There’s a long piece in the NW today looking at the role Ron Johnson played in bringing author Charles Murray to speak to a group in Oshkosh. Judging from the hyperventilating going on in the comment section, the article could have used some additional explanation as to just whom Charles Murray is and why Johnson’s interest in him is, if not important, then at least interesting.
Unfortunately, there’s no real brief way to delve into the intricacies of why Charles Murray is controversial, so I’m just going to outsource the discussion to this cover story that appeared in Time shortly after his most famous book, The Bell Curve, was published. Let me just point out that the article is primarily interested in the controversy, as opposed to the work itself. For that, you’ll probably have to read Murray’s work for yourself.

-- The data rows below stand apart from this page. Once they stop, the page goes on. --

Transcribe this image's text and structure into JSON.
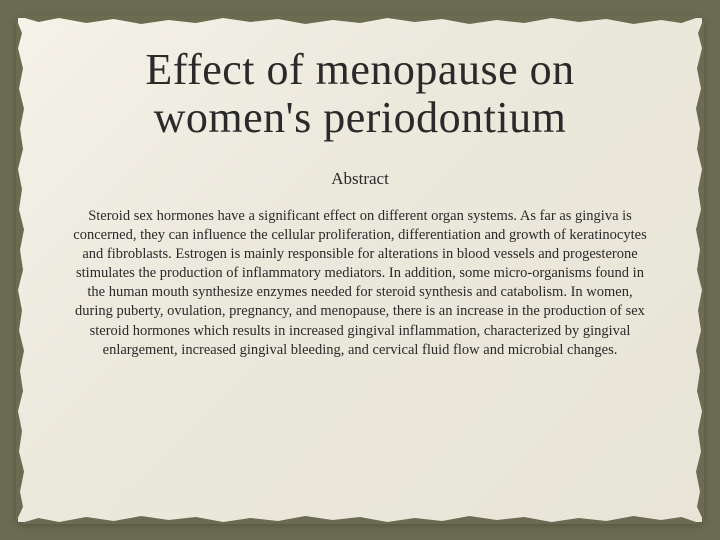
{
  "slide": {
    "title": "Effect of menopause on women's periodontium",
    "subtitle": "Abstract",
    "body": "Steroid sex hormones have a significant effect on different organ systems. As far as gingiva is concerned, they can influence the cellular proliferation, differentiation and growth of keratinocytes and fibroblasts. Estrogen is mainly responsible for alterations in blood vessels and progesterone stimulates the production of inflammatory mediators. In addition, some micro-organisms found in the human mouth synthesize enzymes needed for steroid synthesis and catabolism. In women, during puberty, ovulation, pregnancy, and menopause, there is an increase in the production of sex steroid hormones which results in increased gingival inflammation, characterized by gingival enlargement, increased gingival bleeding, and cervical fluid flow and microbial changes."
  },
  "style": {
    "background_color": "#6b6b52",
    "paper_color": "#f0ede2",
    "text_color": "#2a2a2a",
    "title_fontsize": 44,
    "subtitle_fontsize": 17,
    "body_fontsize": 14.5,
    "font_family": "Georgia, serif"
  }
}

I also want to stress that it’s not just Murray’s conclusions that are controversial, it’s also his methodology:
One of the most contentious claims in The Bell Curve is that intelligence is, for the most part, not improvable. Numerous critics have attacked Herrnstein and Murray’s bleak prognosis, arguing that educational programs for disadvantaged children like Head Start do make a difference and that society can work to alter the social environment and therefore positively influence the population’s general intelligence. One of the major problems with such statistical studies as Herrnstein and Murray’s, scholars argue, is the difficulty of isolating determinate factors in a system as complex as human society and the resulting danger of overlooking other variables. Herrnstein and Murray have been criticized as well for failing to discuss and substantiate the theoretical basis behind their claims regarding intelligence and for ignoring significant studies in the fields of genetics, psychometrics, sociology, and psychology which would compromise their conclusions. Remarking on the durability of their arguments, Stephen Jay Gould has commented: “Intelligence, in their formulation, must be depictable as a single number, capable of ranking people in linear order, genetically based, and effectively immutable. If any of these premises are false, their entire argument collapses…. The central argument of The Bell Curve fails because most of the premises are false.” Still, several opponents of The Bell Curve‘s conclusions, such as Gregg Easterbrook, are grateful for Herrnstein and Murray’s work, since it brings “the arguments about race, inheritance, and IQ out into the open … because the more you know about this line of thought, the less persuasive it becomes.”
Johnson’s interest in Murray should be important because it gives voters an idea of the thoughts and thinkers Johnson would rely on once in office. Ron Johnson’s Charles Murray problem really begins when he says something like this:
In an interview with the Northwestern, Johnson distanced himself from the controversial parts of Murray’s education philosophy. Instead, he focused on one segment of Murray’s book, “Real Education,” that states the goal of education is to have children discover things they enjoy doing “at the outermost limits of their potential.”
That’s just not possible. Murray’s musings on education follow directly from his controversial opinions regarding what certain human beings are able to accomplish intellectually. There is no way to distance oneself from the more uncouth aspects of of Murray’s philosophy because it’s the very foundation of his opinions on things like race, intelligence, social responsibility and education. One of Murray’s books may say that the goal of education is to have students operating “at the outermost limits of their potential,” but another of Murray’s books says that some childrens’ potential is limited by factors such as race.
Murray has done little to prove this assertion, which is why critics question his motives for arriving that his conclusions. By endorsing Murray’s policy positions, Johnson is also endorsing the horrendous worldview from whence they sprang.
Charles Murray is one of conservatism’s most shameless elitists. Like Johnson, Murray is a big fan of the 20th century’s most unapologetic elitists, Ayn Rand. The consequences of Murray’s hypotheses are some of the least democratic imaginable. In Murray’s optimal world, the “cognitive elite” are in charge, while everyone else is asked to get out of the way. The voters of Wisconsin have every right to ask if this is the same America for which Ron Johnson will be striving.